2. De rechtbank stelt voorop dat tussen partijen niet in geschil is dat er in zijn algemeenheid kan worden uitgegaan van zicht op uitzetting binnen een redelijke termijn naar Marokko. Over het zicht op uitzetting binnen een redelijke termijn naar Marokko in het concrete geval van eiser, overweegt de rechtbank als volgt. De rechtbank stelt voorop dat eisers eerdere inbewaringstelling van 10 november 2022 op 17 april 2023 is opgeheven op grond van een belangenafweging. Dat verweerder niet meer is geïnformeerd over de resultaten van het onderzoek door de consul, maakt - gelet op de opheffing van die inbewaringstelling (op grond van een belangenafweging) en de inmiddels verstreken tijd - niet dat zicht op uitzetting thans ontbreekt. Verweerder heeft naar aanleiding van de onderhavige inbewaringstelling op 25 april 2025 een nieuwe lp-aanvraag aan de Marokkaanse autoriteiten verzonden. Deze is dus nog in behandeling. Dat eisers nationaliteit en identiteit volgens hem vast staan maakt het oordeel van de rechtbank niet anders. Eiser kan namelijk geen document over zijn identiteit en nationaliteit overleggen. Daarnaast is ook niet gebleken dat eiser inspanningen heeft verricht om identificerende documenten te verkrijgen. De enkele stelling van eiser ter zitting dat hij is weggestuurd bij de ambassade, acht de rechtbank niet voldoende. De rechtbank merkt verder op dat met een lp-traject bij de Marokkaanse autoriteiten in het algemeen de nodige tijd (soms meerdere maanden) gemoeid gaat en de thans verstreken tijd sinds het indienen van de huidige lp-aanvraag te kort is om te oordelen dat zicht op uitzetting binnen redelijke termijn ontbreekt. Er zijn door eiser verder geen concrete aanknopingspunten aannemelijk gemaakt die erop wijzen dat het lp-traject op niets zal uitlopen en dat er voor hem geen lp zal worden afgegeven.

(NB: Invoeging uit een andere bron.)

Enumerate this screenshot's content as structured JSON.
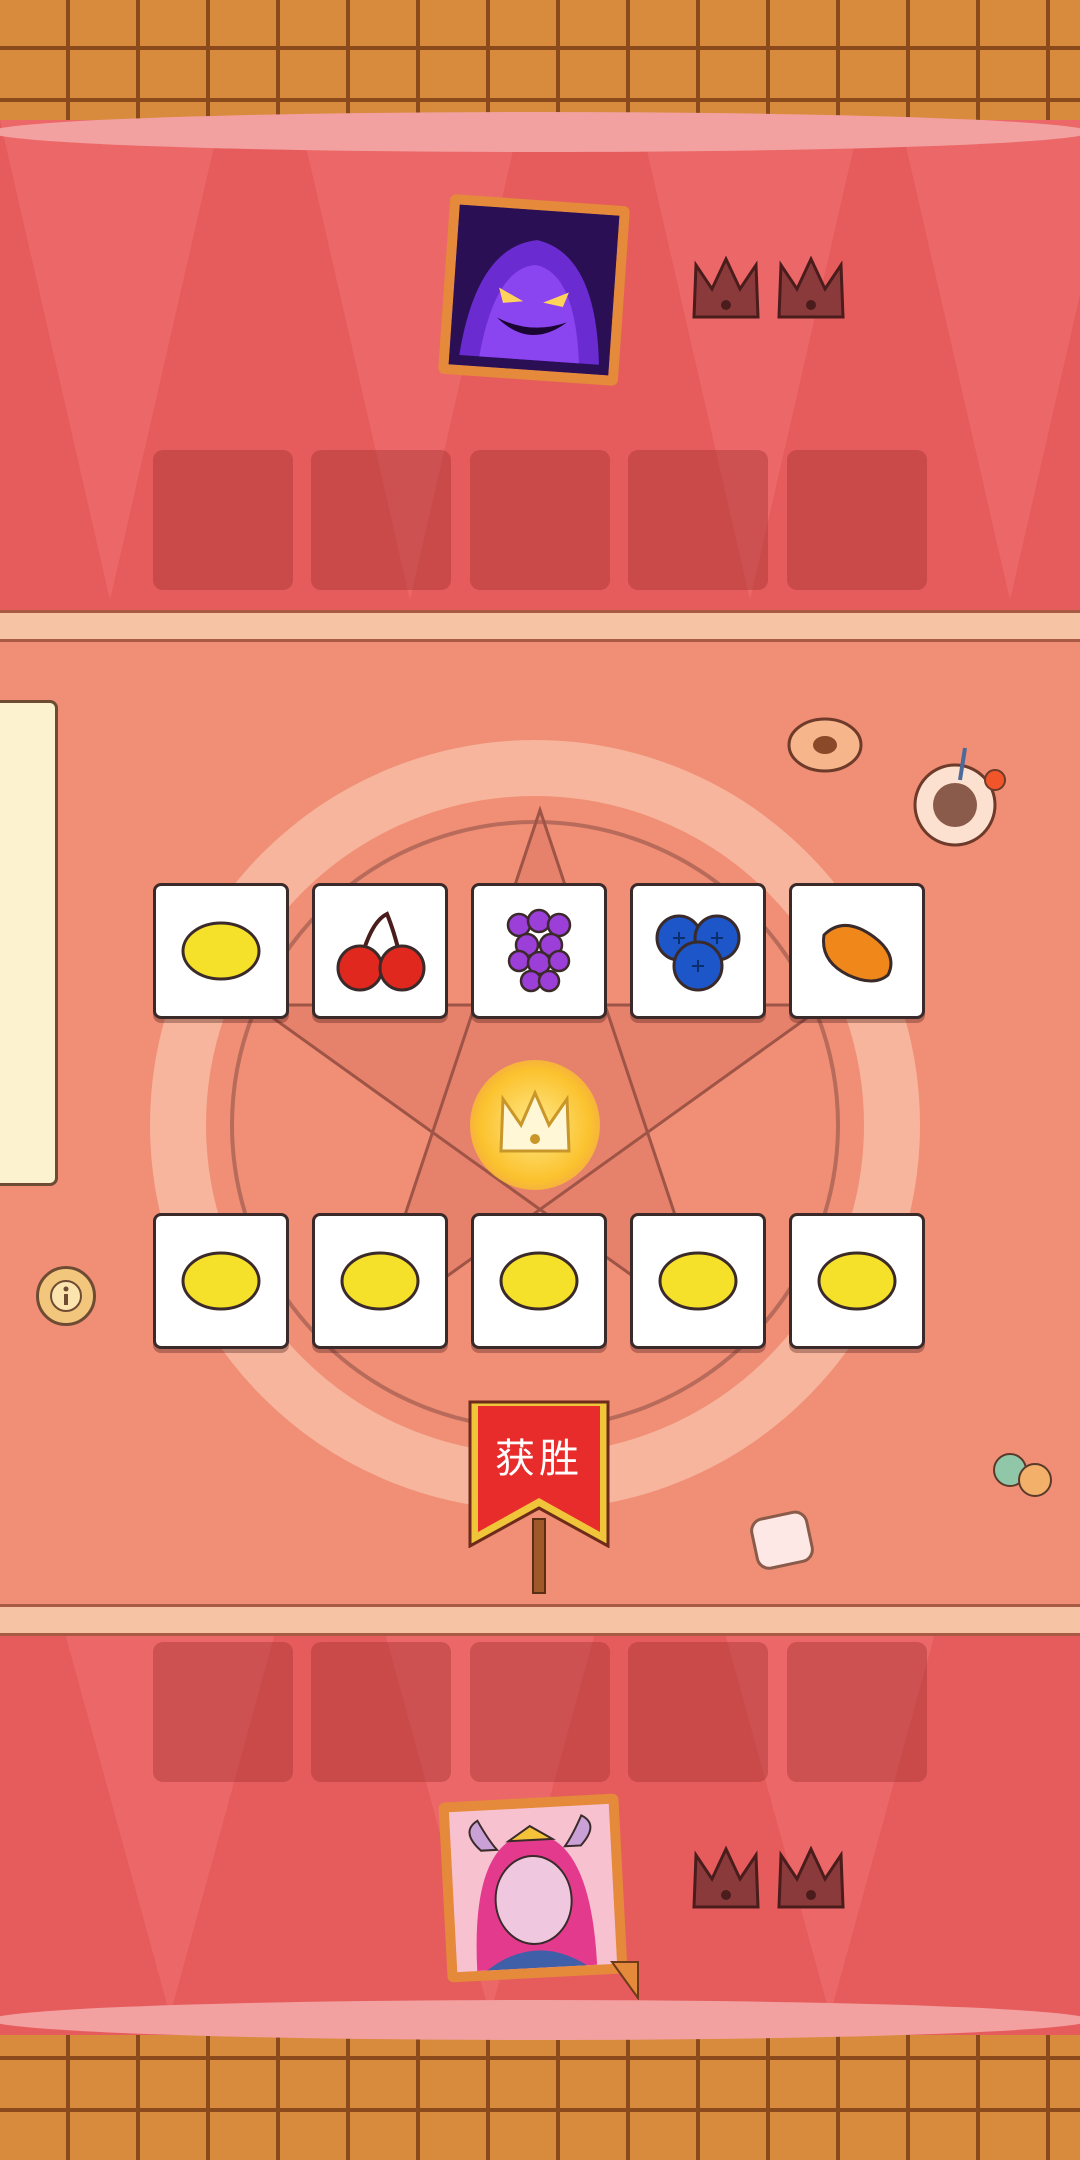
{
  "opponent": {
    "avatar_icon": "shadow-demon-portrait-icon",
    "crowns": [
      "crown-icon",
      "crown-icon"
    ],
    "slots": 5
  },
  "player": {
    "avatar_icon": "pink-hair-horned-girl-portrait-icon",
    "crowns": [
      "crown-icon",
      "crown-icon"
    ],
    "slots": 5
  },
  "board": {
    "top_row": [
      "lemon-icon",
      "cherry-icon",
      "grape-icon",
      "blueberry-icon",
      "orange-icon"
    ],
    "bottom_row": [
      "lemon-icon",
      "lemon-icon",
      "lemon-icon",
      "lemon-icon",
      "lemon-icon"
    ],
    "center_icon": "glowing-crown-icon"
  },
  "result_banner": {
    "label": "获胜"
  },
  "info_button": {
    "icon": "info-icon"
  },
  "colors": {
    "band_red": "#e65c5c",
    "table": "#f08f75",
    "lemon": "#f5e02a",
    "cherry": "#e0281f",
    "grape": "#9c3fd8",
    "blueberry": "#1c56c8",
    "orange": "#f0871a"
  }
}
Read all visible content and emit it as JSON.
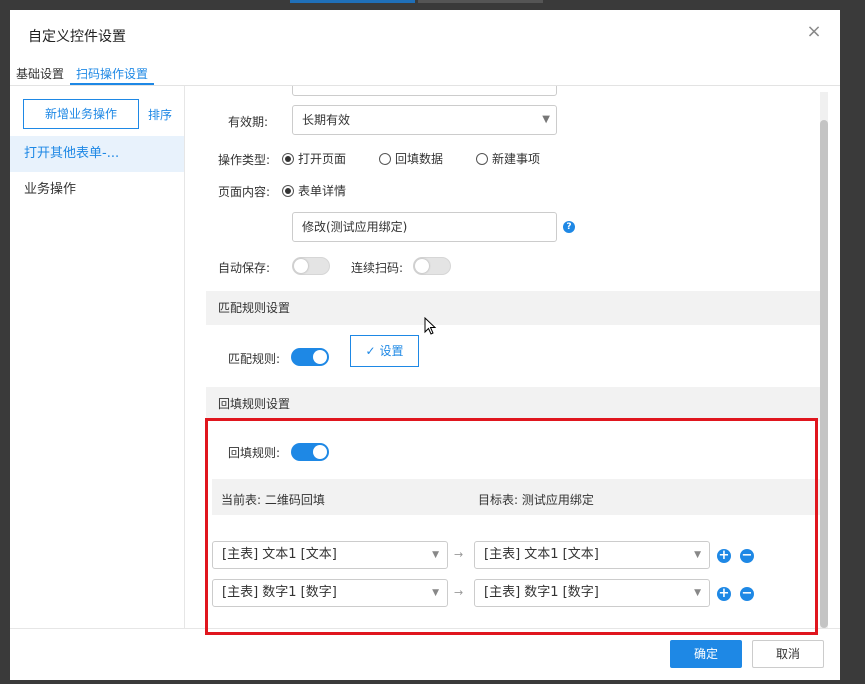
{
  "dialog": {
    "title": "自定义控件设置",
    "close_icon": "close-icon"
  },
  "tabs": [
    {
      "label": "基础设置",
      "active": false
    },
    {
      "label": "扫码操作设置",
      "active": true
    }
  ],
  "sidebar": {
    "add_button": "新增业务操作",
    "sort_link": "排序",
    "items": [
      {
        "label": "打开其他表单-...",
        "active": true
      },
      {
        "label": "业务操作",
        "active": false
      }
    ]
  },
  "form": {
    "validity_label": "有效期:",
    "validity_value": "长期有效",
    "op_type_label": "操作类型:",
    "op_type_options": [
      {
        "label": "打开页面",
        "selected": true
      },
      {
        "label": "回填数据",
        "selected": false
      },
      {
        "label": "新建事项",
        "selected": false
      }
    ],
    "page_content_label": "页面内容:",
    "page_content_option": "表单详情",
    "form_select_value": "修改(测试应用绑定)",
    "help_icon": "?",
    "auto_save_label": "自动保存:",
    "auto_save_on": false,
    "continuous_scan_label": "连续扫码:",
    "continuous_scan_on": false
  },
  "match_section": {
    "title": "匹配规则设置",
    "rule_label": "匹配规则:",
    "rule_on": true,
    "settings_button": "设置"
  },
  "backfill_section": {
    "title": "回填规则设置",
    "rule_label": "回填规则:",
    "rule_on": true,
    "current_table_label": "当前表: 二维码回填",
    "target_table_label": "目标表: 测试应用绑定",
    "mappings": [
      {
        "source": "[主表] 文本1 [文本]",
        "target": "[主表] 文本1 [文本]"
      },
      {
        "source": "[主表] 数字1 [数字]",
        "target": "[主表] 数字1 [数字]"
      }
    ],
    "plus_glyph": "+",
    "minus_glyph": "−",
    "arrow_glyph": "→"
  },
  "footer": {
    "ok": "确定",
    "cancel": "取消"
  },
  "colors": {
    "accent": "#1e88e5",
    "highlight_border": "#e0161e"
  }
}
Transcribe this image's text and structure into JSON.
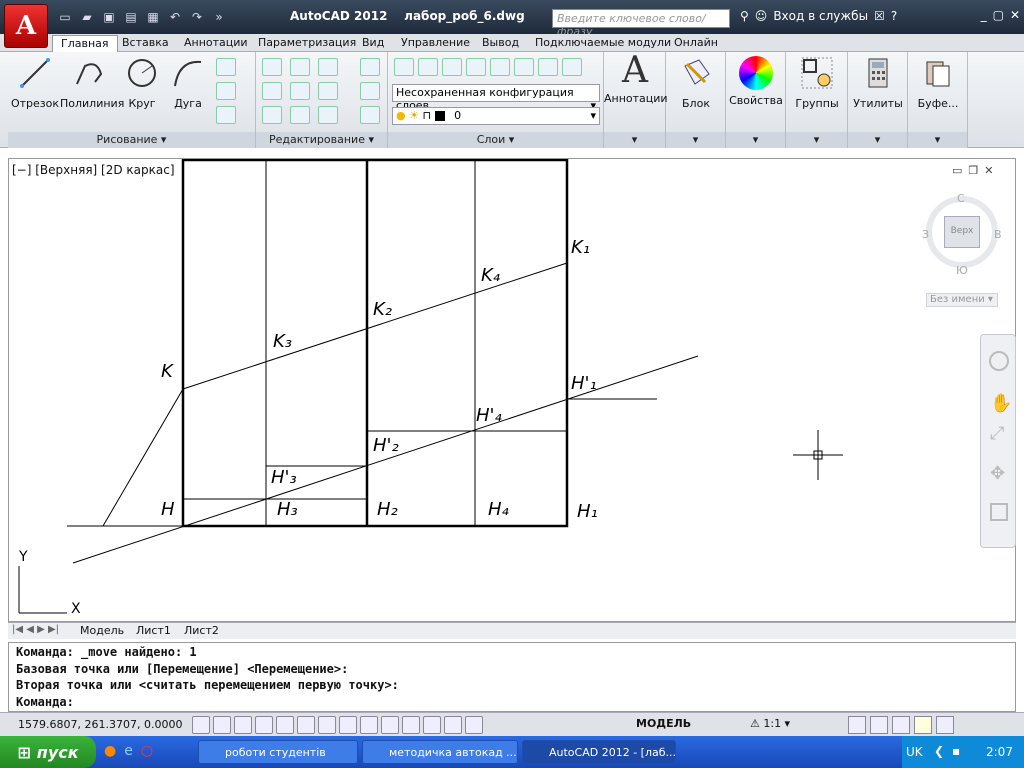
{
  "app": {
    "logo_letter": "A",
    "title": "AutoCAD 2012",
    "filename": "лабор_роб_6.dwg"
  },
  "search": {
    "placeholder": "Введите ключевое слово/фразу"
  },
  "title_right": {
    "login": "Вход в службы"
  },
  "ribbon_tabs": [
    "Главная",
    "Вставка",
    "Аннотации",
    "Параметризация",
    "Вид",
    "Управление",
    "Вывод",
    "Подключаемые модули",
    "Онлайн"
  ],
  "draw_tools": [
    "Отрезок",
    "Полилиния",
    "Круг",
    "Дуга"
  ],
  "panels": {
    "draw": "Рисование",
    "modify": "Редактирование",
    "layers": "Слои"
  },
  "layer": {
    "state": "Несохраненная конфигурация слоев",
    "current": "0"
  },
  "big_tools": [
    "Аннотации",
    "Блок",
    "Свойства",
    "Группы",
    "Утилиты",
    "Буфе..."
  ],
  "viewport_label": "[−] [Верхняя] [2D каркас]",
  "viewcube": {
    "face": "Верх",
    "north": "С",
    "south": "Ю",
    "east": "В",
    "west": "З",
    "ucs": "Без имени"
  },
  "ucs_labels": {
    "y": "Y",
    "x": "X"
  },
  "drawing_labels": {
    "K": "K",
    "K1": "K₁",
    "K2": "K₂",
    "K3": "K₃",
    "K4": "K₄",
    "H": "H",
    "H1": "H₁",
    "H2": "H₂",
    "H3": "H₃",
    "H4": "H₄",
    "Hp1": "H'₁",
    "Hp2": "H'₂",
    "Hp3": "H'₃",
    "Hp4": "H'₄"
  },
  "layout_tabs": [
    "Модель",
    "Лист1",
    "Лист2"
  ],
  "command_lines": [
    "Команда: _move найдено: 1",
    "Базовая точка или [Перемещение] <Перемещение>:",
    "Вторая точка или <считать перемещением первую точку>:",
    "Команда:"
  ],
  "status": {
    "coords": "1579.6807, 261.3707, 0.0000",
    "model": "МОДЕЛЬ",
    "scale": "1:1"
  },
  "taskbar": {
    "start": "пуск",
    "items": [
      "роботи студентів",
      "методичка автокад ...",
      "AutoCAD 2012 - [лаб..."
    ],
    "lang": "UK",
    "time": "2:07"
  }
}
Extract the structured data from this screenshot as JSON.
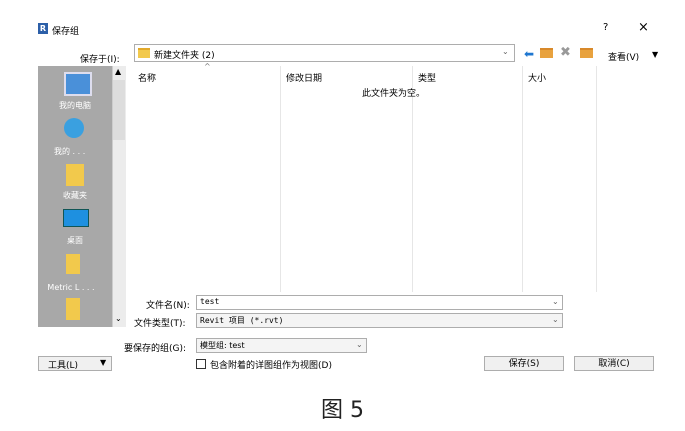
{
  "window": {
    "app_icon_letter": "R",
    "title": "保存组",
    "help": "?",
    "close": "×"
  },
  "toolbar": {
    "save_in_label": "保存于(I):",
    "path": "新建文件夹 (2)",
    "dropdown_glyph": "⌄",
    "back_glyph": "⬅",
    "delete_glyph": "✖",
    "views_label": "查看(V)",
    "views_dd": "▼"
  },
  "places": {
    "items": [
      {
        "label": "我的电脑",
        "icon": "computer-icon"
      },
      {
        "label": "我的 . . .",
        "icon": "documents-icon"
      },
      {
        "label": "收藏夹",
        "icon": "favorites-icon"
      },
      {
        "label": "桌面",
        "icon": "desktop-icon"
      },
      {
        "label": "Metric L . . .",
        "icon": "folder-icon"
      }
    ],
    "scroll_up": "▲",
    "scroll_down": "⌄"
  },
  "filelist": {
    "columns": [
      "名称",
      "修改日期",
      "类型",
      "大小"
    ],
    "sort_glyph": "^",
    "empty_message": "此文件夹为空。"
  },
  "fields": {
    "filename_label": "文件名(N):",
    "filename_value": "test",
    "filetype_label": "文件类型(T):",
    "filetype_value": "Revit 项目 (*.rvt)",
    "group_label": "要保存的组(G):",
    "group_value": "模型组: test"
  },
  "bottom": {
    "tools_label": "工具(L)",
    "tools_dd": "▼",
    "checkbox_label": "包含附着的详图组作为视图(D)",
    "save_label": "保存(S)",
    "cancel_label": "取消(C)"
  },
  "caption": "图 5"
}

De beroepsgrond slaagt niet.
Ambtshalve toetsing
3. De rechtbank overweegt tot slot dat zij, zoals blijkt uit het arrest van het Hof van Justitie van de Europese Unie van 8 november 2022 (ECLI:EU:C:2022:858), gehouden is ambtshalve de rechtsmatigheidsvoorwaarden van de maatregel van bewaring, waaronder de gronden die aan de maatregel ten grondslag zijn gelegd, te toetsen. Ook met inachtneming van deze ambtshalve toetsing ziet de rechtbank geen grond voor het oordeel dat de maatregel van bewaring tot het moment van sluiten van het onderzoek op enig moment onrechtmatig was.
Conclusie
4. Het beroep is ongegrond. Daarom wordt ook het verzoek om schadevergoeding afgewezen.
5. Voor een proceskostenveroordeling bestaat geen aanleiding.

Beslissing

De rechtbank:
- verklaart het beroep ongegrond;
- wijst het verzoek om schadevergoeding af.
Deze uitspraak is gedaan door mr. A.M.J. Adriaansen, rechter, in aanwezigheid van mr. A. Duijf, griffier.
De uitspraak is uitgesproken in het openbaar en bekendgemaakt op:
Rechtsmiddel
Tegen deze uitspraak kan hoger beroep worden ingesteld bij de Afdeling bestuursrechtspraak van de Raad van State binnen één week na de dag van bekendmaking.